With a nod of the head, the bailiff indicated for the coroner and the master mason to follow him, but when Dakin infiltrated the group, he was not turned away. The rest of the masons trailed along a few yards behind, their faces grim. A muttered exchange between Hamo and Will was too quiet to be overheard.
It was clear they thought Fulke would wriggle out of the accusation if he could and, knowing that they had no evidence worth a tattle, they knew he would find it none too difficult. Dakin had also put himself in the wrong by making an accusation with nothing but blind grief to back it up.
Hildegard was frowning as she followed them.
They stood round the body in a silent group. The nun who had been keeping vigil pulled back the sheet. Even in the dim light, the sight of the wounds drew a gasp from everyone.
“He’s certainly dead,” observed the coroner, recovering first. “He’s suffered a particularly frenzied attack, by the look of things.” He bent closer to examine the striations of congealed blood in the wounds disfiguring the corpse. Everything was frozen by the snows, whose chill still lingered in the stone-built chamber.

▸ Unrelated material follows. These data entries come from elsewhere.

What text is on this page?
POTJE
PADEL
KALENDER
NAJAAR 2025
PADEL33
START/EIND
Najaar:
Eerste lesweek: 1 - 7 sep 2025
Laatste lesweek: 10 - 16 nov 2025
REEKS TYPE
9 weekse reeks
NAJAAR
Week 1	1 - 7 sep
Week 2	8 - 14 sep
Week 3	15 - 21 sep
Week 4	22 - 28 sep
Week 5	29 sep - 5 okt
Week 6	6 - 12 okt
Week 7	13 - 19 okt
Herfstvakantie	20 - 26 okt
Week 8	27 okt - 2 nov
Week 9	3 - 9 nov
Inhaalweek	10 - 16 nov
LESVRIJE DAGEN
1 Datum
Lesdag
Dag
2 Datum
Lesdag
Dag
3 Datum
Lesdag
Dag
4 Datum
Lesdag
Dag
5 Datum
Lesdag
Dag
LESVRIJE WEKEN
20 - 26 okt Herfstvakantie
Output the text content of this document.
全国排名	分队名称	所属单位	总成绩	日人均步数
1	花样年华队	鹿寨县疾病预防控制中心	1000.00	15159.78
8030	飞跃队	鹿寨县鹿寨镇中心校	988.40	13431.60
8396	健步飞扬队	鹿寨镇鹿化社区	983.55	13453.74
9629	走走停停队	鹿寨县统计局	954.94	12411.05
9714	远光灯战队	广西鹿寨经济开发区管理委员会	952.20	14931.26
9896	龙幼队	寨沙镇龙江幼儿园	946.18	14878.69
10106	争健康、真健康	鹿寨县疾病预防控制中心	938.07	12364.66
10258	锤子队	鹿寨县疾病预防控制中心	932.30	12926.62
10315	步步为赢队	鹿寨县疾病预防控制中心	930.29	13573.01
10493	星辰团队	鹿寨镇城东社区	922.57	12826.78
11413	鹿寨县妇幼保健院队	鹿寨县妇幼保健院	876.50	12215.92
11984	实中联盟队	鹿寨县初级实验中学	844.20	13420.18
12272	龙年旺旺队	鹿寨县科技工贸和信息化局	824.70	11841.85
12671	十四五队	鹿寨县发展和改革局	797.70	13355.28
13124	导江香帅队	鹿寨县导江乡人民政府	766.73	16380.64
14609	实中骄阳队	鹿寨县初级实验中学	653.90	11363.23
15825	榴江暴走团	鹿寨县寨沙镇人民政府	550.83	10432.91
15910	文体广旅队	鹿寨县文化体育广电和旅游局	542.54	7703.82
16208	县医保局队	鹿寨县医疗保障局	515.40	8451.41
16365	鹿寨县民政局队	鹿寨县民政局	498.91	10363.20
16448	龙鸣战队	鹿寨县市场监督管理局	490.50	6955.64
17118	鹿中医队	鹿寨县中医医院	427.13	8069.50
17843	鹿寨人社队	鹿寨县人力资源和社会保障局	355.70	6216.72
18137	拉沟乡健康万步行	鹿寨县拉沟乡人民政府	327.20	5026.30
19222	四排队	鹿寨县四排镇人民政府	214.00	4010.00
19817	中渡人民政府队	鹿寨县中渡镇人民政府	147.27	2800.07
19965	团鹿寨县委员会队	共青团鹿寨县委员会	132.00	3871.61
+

Fulke was gazing in something like horror at the body. The bailiff stood eagerly at the coroner’s elbow. Schockwynde turned away and looked likely to vomit. Dakin had a face of stone, as did the other two masons. Carola went hurriedly to the door.
“And the story is that this beast of Handale attacked him while he was walking in the woods?” murmured the coroner as he placed the tip of his dagger into one of the wounds. “A good three inches,” he murmured, withdrawing the dagger and peering at the tip.